In the spirit of keeping this a more light-hearted blog, I avoided the topic of vaccinations, as it is so divisive and stirs up some serious emotions in people. But, in light of several reports on Measles outbreaks and the backlash toward anti-vaccers, I am compelled to weigh in and share a perspective, which I imagine is shared by other parents.
Before my son was born, I was pretty sure I would skip or delay most if not all vaccinations. I was overwhelmed by the amount and was skeptical as to the necessity of each one. And to that end, I did not receive any vaccines during my pregnancy.

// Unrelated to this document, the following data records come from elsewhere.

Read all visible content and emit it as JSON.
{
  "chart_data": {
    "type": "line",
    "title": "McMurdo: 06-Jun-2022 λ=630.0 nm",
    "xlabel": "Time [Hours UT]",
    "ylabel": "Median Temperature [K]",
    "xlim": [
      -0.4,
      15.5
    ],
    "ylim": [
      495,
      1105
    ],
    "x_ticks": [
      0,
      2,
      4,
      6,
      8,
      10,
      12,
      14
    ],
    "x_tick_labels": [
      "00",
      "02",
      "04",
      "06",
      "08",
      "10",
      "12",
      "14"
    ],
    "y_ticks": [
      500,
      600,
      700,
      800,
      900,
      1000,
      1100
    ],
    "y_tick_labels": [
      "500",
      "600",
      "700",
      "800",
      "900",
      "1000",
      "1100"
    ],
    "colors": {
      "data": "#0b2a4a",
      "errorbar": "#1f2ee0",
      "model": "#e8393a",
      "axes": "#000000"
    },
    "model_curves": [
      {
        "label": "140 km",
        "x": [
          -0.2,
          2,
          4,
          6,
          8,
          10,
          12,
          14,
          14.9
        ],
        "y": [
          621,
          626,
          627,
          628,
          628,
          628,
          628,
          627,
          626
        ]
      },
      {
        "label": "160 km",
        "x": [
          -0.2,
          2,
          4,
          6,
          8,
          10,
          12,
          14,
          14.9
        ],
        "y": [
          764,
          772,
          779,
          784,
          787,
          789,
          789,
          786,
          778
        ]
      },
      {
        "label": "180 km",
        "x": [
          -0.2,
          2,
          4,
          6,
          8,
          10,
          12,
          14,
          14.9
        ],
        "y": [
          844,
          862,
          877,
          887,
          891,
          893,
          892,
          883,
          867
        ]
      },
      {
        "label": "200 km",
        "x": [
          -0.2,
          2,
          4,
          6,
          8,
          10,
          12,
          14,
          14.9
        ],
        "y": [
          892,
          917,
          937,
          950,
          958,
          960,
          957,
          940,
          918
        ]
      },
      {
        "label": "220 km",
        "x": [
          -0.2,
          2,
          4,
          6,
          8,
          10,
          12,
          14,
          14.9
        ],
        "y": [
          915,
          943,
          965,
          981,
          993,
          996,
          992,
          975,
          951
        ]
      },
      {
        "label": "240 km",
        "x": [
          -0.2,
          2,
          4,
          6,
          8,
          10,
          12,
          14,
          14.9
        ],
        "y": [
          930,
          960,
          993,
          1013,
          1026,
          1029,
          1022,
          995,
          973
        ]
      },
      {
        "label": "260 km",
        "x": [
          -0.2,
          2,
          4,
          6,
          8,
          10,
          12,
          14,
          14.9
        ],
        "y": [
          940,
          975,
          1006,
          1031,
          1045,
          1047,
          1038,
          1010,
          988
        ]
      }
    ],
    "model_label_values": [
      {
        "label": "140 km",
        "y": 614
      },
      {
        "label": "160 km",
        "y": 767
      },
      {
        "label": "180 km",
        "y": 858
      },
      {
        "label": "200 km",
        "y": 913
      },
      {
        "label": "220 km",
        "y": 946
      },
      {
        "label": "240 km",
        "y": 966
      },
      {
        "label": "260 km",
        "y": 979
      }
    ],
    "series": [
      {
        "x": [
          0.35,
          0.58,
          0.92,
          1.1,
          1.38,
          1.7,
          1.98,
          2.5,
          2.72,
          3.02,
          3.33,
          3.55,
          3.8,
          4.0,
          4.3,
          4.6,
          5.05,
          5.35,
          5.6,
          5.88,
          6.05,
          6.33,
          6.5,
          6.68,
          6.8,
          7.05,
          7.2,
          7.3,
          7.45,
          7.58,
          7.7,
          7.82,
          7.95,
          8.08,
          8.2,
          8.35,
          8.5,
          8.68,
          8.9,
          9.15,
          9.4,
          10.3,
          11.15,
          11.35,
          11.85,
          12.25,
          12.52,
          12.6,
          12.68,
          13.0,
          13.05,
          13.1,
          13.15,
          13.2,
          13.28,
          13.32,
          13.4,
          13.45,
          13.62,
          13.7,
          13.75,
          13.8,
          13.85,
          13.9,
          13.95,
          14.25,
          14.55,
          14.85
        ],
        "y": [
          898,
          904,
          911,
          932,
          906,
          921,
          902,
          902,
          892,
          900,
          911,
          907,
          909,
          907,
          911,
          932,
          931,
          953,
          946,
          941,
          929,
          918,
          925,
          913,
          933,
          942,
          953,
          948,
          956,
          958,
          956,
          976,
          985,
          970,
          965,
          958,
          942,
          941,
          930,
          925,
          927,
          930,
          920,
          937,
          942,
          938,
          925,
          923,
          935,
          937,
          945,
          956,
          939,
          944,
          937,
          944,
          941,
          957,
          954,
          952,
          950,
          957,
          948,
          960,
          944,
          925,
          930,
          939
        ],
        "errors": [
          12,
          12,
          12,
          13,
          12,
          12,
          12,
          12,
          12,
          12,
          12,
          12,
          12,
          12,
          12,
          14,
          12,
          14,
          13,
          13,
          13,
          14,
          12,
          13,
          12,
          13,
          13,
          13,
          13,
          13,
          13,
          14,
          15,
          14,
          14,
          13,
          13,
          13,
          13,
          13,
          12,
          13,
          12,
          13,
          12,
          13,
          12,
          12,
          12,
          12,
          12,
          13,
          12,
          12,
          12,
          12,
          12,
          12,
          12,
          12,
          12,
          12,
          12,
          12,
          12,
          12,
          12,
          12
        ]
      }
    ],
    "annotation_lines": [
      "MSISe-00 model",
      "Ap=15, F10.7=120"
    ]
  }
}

But when it came time for those first round of shots, I was torn. On the one hand, I wanted to protect my vulnerable newborn from scary diseases, but on the other I was a bit freaked out about the idea of shooting a bunch stuff into such a tiny body.
Fortunately for my family, we found a pediatrician who understands that one size does not fit all when it comes to vaccinations. While he does advocate and very much recommend the standard schedule, he is willing to work with parents to create an immunization plan that suits their child.
It is this personalization, which I feel is missing in the vaccination debate. The best example of this is the practice of giving newborns the Hepatitis B shot. Yes, Hep B is a serious Illness, but if both parents test negative for it and the baby has a low risk of exposure, why give him a shot he doesn’t need? In fact, my son’s pediatrician advised delaying it as he felt a newborn’s immune system was not yet developed enough to handle vaccinations.
So why should a newborn be vaccinated against a disease he is not likely to catch? The answer: some mothers do have Hepatitis B, and they can spread that to their babies during delivery. Therefore, because there’s a risk for some babies, all most be vaccinated. Hmmm.
Of course, the Hep B shot might be something to consider if you feel your child is likely to come in contact with a carrier, or you might simply want to avoid the need to vaccinate him later on. Whatever the reason, it should be a decision between you and your doctor.
As my son grows, is risk of exposure to diseases will increase, making it necessary for me to reevaluate what immunizations he needs. Working with my doctor, I will continue to provide what is best for my son. Likewise, I think all parents should do the same. Consider your child’s individual needs and find a doctor who will work with you to develop an immunization plan that you can be happy with.